Quoi de plus plaisant qu’une belle rencontre?

Que l’on aille à la cueillette de champignons, faire les galeries ou autre promenade, il peut être frustrant de revenir bredouille. 

Pourtant, nous ne sommes pas détenteur de tous les paramètres. 

Le champignon est particulièrement malin, capable d’une intelligence que nous ne maîtrisons pas toujours, il cumule les conditions de ses apparitions avec des interaction obscures. Dès le stade du spore, il est capable de 

calculer d’après l’hygrométrie, la température mais aussi ses variations, d’après la lune et la présence antérieure de congénères s’il convient de pousser. Tout ceci revêt un mystère quasiment aussi grand que celui de la rencontre 

esthétique. Qu’est ce qui détermine que nous tomberons en pâmoison devant telle ou telle oeuvre? Les conditions, l’oeuvre, son histoire, la notre, l’artiste, son histoire, cette galerie, ce musée, celui ou celle qui nous accompagne… si les philosophes se posent la question depuis la nuit des temps c’est qu’il y a bien là un assez beau mystère. 

 

Ici ce n’est pas un dialogue entre hormones de champignons qui va 

déterminer l’activation ou non du dispositif, mais les conditions du lieux 

d’exposition, les interactions avec les potentiels visiteurs de la pièce. Un cœur d’intelligence artificielle déterminera, en fonction de ce qu’elle retiens du modèle de pousse du champignon, s’il est opportun ou non d’allumer des ampoules, ou de les éteindre, et à quel rythme. 

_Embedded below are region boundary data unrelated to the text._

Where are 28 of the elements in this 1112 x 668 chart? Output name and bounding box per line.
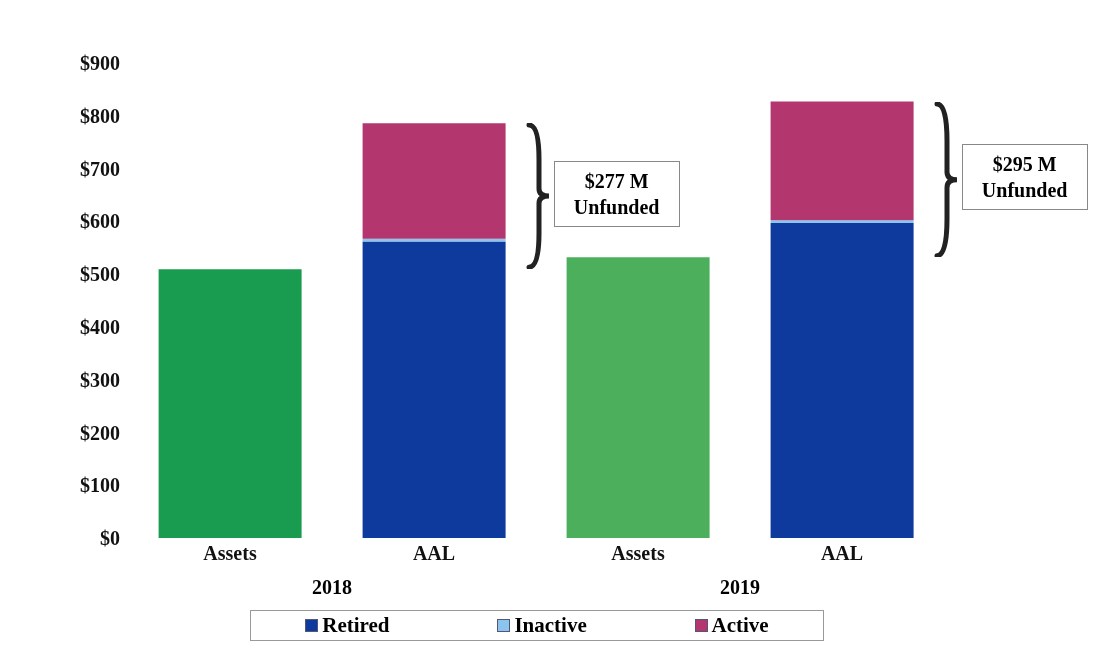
bar [566,257,710,538]
legend-label: Active [710,613,769,638]
text: 2019 [719,576,761,599]
y-tick-label: $700 [80,157,120,180]
y-tick-label: $100 [80,474,120,497]
text: 2018 [311,576,353,599]
bar [158,269,302,538]
x-tick-label: AAL [820,542,864,565]
bar [362,241,506,538]
y-tick-label: $800 [80,104,120,127]
bar [770,222,914,538]
annotation: $277 M Unfunded [553,161,680,228]
y-tick-label: $600 [80,210,120,233]
x-tick-label: AAL [412,542,456,565]
y-tick-label: $200 [80,421,120,444]
y-tick-label: $300 [80,368,120,391]
bar [362,123,506,239]
legend-label: Inactive [513,613,587,638]
bar [770,220,914,223]
bar [770,101,914,221]
x-tick-label: Assets [611,542,665,565]
y-tick-label: $900 [80,52,120,75]
legend-label: Retired [321,613,390,638]
text: $295 M Unfunded [961,144,1088,211]
y-tick-label: $400 [80,315,120,338]
y-tick-label: $0 [100,527,120,550]
x-tick-label: Assets [203,542,257,565]
y-tick-label: $500 [80,263,120,286]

Le potentiel d’action végétal est donc rapporté au potentiel esthétique d’œuvre, d’une rencontre. 

 

L’interaction n’est pas directe, si les mouvement des passants sont pris en compte en permanence par leur masse corporelle, leur son, et leur lumière, aucune interaction ne garantie te ou tel effet. Seule la machine est en charge, par son imagination artificielle de l’allumage ou non des ampoules. Le contact devient mystère, paranormal, on se prends au jeu en imaginant une connexion para-intéractive  avec la machine.